I took a cue from Adelstein and asked a man with an uncannily accurate track record on predicting such matters. Ben Bagdikian, former dean of the School of Journalism at UC Berkeley, wrote a prescient book in 1983 called "The Media Monopoly." In the first edition, Bagdikian wrote that "50 corporations dominated most of every mass medium." The number then dropped with each new edition-to 29 firms in 1987, 23 in 1990, 14 in 1992, down to 10 in 1997. The 2000 edition found that just six conglomerates were supplying most of America's media.

In an interview with TV Technology, Bagdikian said with the new rules he expects even more rapid consolidation. "The market is now going to decide that the big fish will swallow the little fish. I think the only real survivors in terms of audience size will be the biggest and most powerful media companies. And already that's a pretty small number. Smaller companies will see the juggernaut coming and will take the best offer they can."

I asked Bagdikian if he anticipated a public backlash over the lack of media diversity. "If there's ever a backlash, it's going to be very difficult," he responded. "One of the problems of consolidation is that the media becomes a single powerful voice and they establish what the average citizen knows or doesn't know. The other problem is that politicians are very fearful of media that can do them harm, or-the worst possible thing for a politician-not deal with them at all.

"Backlashes against that kind of power take an awful long time. In this case, it would take an entire generation. It would take something like a crash and depression, like what happened in the 1930s," he predicted. "Remember, these big companies are not going to compete. They'll try to be number one, obviously. But Ford does not want to compete to the death of General Motors. There's too much to lose."

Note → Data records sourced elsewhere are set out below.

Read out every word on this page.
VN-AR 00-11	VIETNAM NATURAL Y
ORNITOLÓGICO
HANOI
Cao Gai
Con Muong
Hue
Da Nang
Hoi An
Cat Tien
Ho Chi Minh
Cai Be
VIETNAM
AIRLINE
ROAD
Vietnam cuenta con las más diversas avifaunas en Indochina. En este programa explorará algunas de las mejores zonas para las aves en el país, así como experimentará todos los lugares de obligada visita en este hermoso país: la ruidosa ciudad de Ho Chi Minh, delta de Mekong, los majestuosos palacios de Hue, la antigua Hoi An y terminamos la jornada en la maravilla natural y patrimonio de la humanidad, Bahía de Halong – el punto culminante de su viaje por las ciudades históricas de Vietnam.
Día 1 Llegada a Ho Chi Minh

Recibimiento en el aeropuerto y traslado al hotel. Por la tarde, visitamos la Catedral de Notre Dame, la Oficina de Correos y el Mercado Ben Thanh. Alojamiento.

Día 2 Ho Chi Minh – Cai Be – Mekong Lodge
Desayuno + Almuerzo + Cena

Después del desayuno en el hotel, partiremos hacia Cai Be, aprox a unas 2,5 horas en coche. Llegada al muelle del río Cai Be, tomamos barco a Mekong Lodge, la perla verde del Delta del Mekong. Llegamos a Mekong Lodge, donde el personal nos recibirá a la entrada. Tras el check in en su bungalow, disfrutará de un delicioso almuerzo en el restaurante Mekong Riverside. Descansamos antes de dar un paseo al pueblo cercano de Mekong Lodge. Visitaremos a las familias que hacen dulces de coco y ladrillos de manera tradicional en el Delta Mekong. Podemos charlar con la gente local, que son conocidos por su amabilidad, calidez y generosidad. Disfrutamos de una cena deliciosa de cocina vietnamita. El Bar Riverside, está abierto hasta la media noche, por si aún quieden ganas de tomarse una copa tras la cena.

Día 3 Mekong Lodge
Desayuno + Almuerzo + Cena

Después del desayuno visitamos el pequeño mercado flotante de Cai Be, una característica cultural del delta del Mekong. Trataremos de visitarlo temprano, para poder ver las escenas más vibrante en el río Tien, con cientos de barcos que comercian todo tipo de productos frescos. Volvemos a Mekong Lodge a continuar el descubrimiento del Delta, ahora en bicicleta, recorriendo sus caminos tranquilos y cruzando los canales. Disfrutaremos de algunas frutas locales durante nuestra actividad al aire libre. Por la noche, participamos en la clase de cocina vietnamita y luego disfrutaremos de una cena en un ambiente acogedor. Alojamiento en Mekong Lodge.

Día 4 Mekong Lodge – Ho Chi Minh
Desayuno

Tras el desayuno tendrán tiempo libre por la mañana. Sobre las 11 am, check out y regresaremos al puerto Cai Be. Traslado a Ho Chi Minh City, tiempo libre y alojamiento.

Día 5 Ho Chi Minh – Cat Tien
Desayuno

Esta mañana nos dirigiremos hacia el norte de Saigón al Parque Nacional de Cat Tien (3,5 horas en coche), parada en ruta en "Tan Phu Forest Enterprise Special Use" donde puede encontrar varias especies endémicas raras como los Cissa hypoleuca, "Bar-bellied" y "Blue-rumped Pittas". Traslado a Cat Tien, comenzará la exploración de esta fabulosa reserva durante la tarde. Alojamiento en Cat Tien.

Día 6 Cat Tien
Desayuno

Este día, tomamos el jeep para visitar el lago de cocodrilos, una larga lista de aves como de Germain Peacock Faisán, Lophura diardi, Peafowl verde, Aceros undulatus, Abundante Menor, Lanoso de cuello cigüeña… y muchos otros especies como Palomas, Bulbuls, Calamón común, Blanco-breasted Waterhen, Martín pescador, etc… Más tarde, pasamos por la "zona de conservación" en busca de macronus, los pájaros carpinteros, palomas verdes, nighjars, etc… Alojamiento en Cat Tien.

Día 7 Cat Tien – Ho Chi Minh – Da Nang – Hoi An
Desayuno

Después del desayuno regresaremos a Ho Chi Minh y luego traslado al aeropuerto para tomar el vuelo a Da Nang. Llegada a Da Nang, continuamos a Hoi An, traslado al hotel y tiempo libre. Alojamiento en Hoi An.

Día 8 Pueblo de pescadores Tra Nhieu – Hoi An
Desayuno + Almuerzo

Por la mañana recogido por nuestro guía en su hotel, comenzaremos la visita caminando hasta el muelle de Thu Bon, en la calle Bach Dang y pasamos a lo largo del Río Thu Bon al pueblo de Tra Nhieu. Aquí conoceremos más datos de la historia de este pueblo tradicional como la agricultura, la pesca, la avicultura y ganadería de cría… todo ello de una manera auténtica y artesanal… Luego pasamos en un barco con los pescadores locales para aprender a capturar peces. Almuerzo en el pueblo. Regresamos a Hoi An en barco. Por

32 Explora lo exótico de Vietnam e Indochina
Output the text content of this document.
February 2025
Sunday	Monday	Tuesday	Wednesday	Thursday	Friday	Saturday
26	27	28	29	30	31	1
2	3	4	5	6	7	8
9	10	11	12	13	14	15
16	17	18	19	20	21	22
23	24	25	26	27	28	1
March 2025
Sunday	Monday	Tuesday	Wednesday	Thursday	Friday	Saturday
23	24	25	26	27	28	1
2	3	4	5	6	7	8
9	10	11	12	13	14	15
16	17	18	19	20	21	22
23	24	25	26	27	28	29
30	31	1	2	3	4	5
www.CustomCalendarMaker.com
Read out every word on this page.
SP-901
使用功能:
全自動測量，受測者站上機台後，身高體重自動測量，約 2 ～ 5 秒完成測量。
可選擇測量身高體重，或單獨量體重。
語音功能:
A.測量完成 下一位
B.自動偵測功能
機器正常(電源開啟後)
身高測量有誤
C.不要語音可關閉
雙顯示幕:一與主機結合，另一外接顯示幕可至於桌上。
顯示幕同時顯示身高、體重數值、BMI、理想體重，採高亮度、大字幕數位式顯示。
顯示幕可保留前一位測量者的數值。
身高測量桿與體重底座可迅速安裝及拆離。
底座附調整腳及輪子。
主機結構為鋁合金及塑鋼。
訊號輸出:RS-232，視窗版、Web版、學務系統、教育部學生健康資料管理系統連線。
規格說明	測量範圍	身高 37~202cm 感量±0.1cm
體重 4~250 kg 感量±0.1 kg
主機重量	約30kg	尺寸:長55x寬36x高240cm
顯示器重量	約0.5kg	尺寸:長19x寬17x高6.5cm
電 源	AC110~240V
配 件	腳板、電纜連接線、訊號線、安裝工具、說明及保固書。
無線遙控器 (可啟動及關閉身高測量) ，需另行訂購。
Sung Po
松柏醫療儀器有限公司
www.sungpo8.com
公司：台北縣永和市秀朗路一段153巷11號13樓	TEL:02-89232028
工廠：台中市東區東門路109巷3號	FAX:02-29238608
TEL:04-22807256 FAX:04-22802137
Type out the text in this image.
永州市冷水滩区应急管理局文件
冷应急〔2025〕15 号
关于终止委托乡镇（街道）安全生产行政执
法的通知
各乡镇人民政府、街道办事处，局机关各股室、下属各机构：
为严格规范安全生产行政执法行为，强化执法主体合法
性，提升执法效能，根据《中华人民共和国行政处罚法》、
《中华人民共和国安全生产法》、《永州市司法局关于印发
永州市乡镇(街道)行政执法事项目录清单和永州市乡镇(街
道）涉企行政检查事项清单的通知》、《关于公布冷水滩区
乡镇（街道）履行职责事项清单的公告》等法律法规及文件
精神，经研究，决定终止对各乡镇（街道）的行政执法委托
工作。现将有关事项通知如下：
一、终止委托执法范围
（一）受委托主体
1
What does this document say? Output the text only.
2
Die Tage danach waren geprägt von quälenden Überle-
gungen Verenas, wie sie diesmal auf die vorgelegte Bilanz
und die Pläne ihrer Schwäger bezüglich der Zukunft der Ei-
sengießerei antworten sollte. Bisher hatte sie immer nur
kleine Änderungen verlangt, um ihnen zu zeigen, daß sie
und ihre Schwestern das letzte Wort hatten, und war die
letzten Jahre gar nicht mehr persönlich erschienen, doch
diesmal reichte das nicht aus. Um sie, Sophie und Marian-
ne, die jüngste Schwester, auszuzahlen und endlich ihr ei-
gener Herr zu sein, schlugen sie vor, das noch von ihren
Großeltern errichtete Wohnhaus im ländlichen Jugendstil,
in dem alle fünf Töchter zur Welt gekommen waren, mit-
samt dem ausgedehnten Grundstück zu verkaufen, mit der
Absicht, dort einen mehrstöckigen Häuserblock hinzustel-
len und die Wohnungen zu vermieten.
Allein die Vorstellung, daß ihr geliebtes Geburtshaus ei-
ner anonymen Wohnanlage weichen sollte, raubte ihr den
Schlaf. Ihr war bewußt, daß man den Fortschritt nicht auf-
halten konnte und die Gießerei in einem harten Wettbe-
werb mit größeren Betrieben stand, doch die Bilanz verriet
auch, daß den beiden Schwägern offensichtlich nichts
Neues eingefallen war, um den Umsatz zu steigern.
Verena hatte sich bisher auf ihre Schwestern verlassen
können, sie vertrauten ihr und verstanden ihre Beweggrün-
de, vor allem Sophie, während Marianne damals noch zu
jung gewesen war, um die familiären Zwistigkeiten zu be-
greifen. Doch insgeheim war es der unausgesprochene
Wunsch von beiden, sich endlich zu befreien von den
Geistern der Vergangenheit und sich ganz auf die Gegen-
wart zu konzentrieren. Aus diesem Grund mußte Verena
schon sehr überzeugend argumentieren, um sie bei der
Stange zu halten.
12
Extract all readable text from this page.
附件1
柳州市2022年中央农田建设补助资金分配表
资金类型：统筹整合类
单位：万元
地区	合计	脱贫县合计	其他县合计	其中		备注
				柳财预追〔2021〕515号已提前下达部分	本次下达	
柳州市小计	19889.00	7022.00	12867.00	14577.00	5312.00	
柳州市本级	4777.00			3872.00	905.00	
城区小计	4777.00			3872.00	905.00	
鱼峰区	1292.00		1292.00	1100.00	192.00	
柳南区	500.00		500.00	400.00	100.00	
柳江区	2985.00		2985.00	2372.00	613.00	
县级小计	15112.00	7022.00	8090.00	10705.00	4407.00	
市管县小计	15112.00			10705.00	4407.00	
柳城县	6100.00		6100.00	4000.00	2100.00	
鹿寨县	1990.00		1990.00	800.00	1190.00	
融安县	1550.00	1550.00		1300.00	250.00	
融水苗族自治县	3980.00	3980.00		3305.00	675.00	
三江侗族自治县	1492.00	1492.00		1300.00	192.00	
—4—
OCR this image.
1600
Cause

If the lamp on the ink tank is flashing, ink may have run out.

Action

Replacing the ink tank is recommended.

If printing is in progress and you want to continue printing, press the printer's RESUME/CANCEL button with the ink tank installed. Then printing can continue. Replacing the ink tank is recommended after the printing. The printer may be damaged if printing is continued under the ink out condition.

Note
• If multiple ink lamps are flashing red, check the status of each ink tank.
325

Bagdikian said he knows of no technology on the horizon that could do an end run about the current mass media outlets. "There will be protests on the Internet, but the Internet isn't yet reliable. There's a lot of junk on the Internet and it can be monitored by the government. Using the Internet in a serious way is still sort of an elitist thing. It's not yet a mass communications system."

In the coming months, Bagdikian predicts the quick merging of newspapers, broadcasting and the Internet into single multimedia newsrooms, a resurgence of pirate radio broadcasting in local areas, and the continued gradual demise of over-the-air television broadcasting as video entertainment distribution shifts to multichannel pay services.

"[FCC Chairman] Powell makes the point there are more channels than ever," Bagdikian said. "And he's right. There are more channels, but guess who owns them? The same handful of big owners."

Frank Beacham

Frank Beacham is an independent writer based in New York.